At the same time, the volume of new sales instructions coming to the market also deteriorated for a second month running. Unsurprisingly, this leaves average stock levels on estate agents’ books close to record low levels, with limited choice likely one factor hampering demand.
In another sign of a housing market struggling for momentum, the time taken to complete a sale (from initial listing) has increased to approximately 19 weeks. This represents the longest duration since the series was introduced back in February 2017. In terms of sales volumes, the newly agreed sales net balance remained slightly negative across the UK as a whole, moving to -9% from -13% in the previous report.
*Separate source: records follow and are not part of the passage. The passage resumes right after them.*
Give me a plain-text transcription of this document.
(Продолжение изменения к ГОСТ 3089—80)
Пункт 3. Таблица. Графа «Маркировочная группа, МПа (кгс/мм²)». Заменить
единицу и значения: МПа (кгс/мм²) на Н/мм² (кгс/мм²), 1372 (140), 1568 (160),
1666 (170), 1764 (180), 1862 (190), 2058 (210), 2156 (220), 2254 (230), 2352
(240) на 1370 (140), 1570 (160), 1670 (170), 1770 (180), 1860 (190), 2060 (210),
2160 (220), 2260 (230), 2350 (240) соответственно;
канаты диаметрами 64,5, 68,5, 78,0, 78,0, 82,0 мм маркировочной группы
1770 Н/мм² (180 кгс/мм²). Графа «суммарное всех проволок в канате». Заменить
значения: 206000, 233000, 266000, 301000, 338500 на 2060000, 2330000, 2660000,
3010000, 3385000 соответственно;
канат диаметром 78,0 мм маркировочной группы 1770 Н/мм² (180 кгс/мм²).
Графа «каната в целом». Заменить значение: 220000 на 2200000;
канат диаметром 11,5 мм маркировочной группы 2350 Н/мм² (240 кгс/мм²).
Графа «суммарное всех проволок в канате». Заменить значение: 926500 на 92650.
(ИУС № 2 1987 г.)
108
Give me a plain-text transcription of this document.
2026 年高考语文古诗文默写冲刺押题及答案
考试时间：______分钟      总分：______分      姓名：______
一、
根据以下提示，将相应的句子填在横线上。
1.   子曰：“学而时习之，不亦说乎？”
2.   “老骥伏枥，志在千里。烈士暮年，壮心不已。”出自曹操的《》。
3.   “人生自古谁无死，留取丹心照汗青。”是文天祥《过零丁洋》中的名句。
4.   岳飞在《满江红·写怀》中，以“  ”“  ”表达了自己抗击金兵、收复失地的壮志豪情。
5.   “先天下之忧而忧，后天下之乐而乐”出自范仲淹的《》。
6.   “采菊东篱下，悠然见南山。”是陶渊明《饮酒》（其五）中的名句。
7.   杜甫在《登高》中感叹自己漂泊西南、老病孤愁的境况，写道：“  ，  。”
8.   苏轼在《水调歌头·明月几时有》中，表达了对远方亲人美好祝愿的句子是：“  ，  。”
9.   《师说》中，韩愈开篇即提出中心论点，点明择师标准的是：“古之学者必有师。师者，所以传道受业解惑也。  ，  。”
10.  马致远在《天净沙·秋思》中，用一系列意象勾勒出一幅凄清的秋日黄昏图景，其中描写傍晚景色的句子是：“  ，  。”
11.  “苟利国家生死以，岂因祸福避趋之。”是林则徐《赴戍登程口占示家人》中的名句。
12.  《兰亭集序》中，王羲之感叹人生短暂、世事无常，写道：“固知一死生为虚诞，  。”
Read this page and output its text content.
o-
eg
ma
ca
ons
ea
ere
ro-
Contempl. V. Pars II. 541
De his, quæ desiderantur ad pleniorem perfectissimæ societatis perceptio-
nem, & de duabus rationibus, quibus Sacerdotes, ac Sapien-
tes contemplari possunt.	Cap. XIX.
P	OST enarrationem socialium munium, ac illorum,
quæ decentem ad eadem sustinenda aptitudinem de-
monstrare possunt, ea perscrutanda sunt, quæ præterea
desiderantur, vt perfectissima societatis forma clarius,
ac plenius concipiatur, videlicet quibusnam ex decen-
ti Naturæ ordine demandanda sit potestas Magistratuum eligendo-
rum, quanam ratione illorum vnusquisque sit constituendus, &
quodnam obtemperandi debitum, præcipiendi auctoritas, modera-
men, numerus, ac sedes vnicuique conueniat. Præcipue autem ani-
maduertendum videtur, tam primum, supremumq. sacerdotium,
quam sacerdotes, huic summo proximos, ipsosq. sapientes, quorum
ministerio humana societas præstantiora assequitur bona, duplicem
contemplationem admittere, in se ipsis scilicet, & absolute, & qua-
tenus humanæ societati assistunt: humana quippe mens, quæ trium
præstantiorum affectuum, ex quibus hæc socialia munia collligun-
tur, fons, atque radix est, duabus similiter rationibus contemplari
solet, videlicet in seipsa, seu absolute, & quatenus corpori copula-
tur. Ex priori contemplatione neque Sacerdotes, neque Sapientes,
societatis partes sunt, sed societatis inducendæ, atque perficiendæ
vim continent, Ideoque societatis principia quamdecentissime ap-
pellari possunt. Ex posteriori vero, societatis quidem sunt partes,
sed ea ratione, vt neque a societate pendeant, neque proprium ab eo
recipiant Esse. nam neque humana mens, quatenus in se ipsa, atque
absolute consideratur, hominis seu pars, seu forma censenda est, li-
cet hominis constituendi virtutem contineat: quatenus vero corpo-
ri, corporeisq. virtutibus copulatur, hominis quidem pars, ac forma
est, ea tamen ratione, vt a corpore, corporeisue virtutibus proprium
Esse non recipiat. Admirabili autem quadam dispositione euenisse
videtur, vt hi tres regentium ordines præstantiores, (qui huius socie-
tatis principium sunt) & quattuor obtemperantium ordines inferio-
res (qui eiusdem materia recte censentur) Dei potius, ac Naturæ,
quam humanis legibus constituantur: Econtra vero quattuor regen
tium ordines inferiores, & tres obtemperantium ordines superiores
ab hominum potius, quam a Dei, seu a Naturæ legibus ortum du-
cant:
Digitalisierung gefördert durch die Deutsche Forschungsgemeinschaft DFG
Regionally, the sales trend is flat to slightly negative in virtually all parts of the country. Northern Ireland and Wales were the only areas reported to have seen a rise in sales during September. Even so, this growth was relatively modest. Looking ahead, at the national level, near term sales expectations slipped for a fourth consecutive report, and further out, over the next twelve months, sales expectations have now also turned negative on a UK-wide basis. Again, respondents across Northern Ireland remain most optimistic with regards to the sales outlook, while, those in the South East are now the most cautious.

House prices remained more or less unchanged at the national level in September, as the headline price net balance inched down to -2%, compared with a reading of +1% in August. This is the fifth month where respondents, nationally, have reported little change in house prices. That said, with a lack of affordability in parts of the country remaining a key challenge, the subdued sales picture in these areas is still placing downward pressure on prices. Respondents in London continue to report the steepest fall in house prices on a regional comparison, whilst the South East and East Anglia deteriorated a little further in September. Elsewhere house prices continue to rise firmly, with the West Midlands, Northern Ireland and Scotland posting the strongest growth.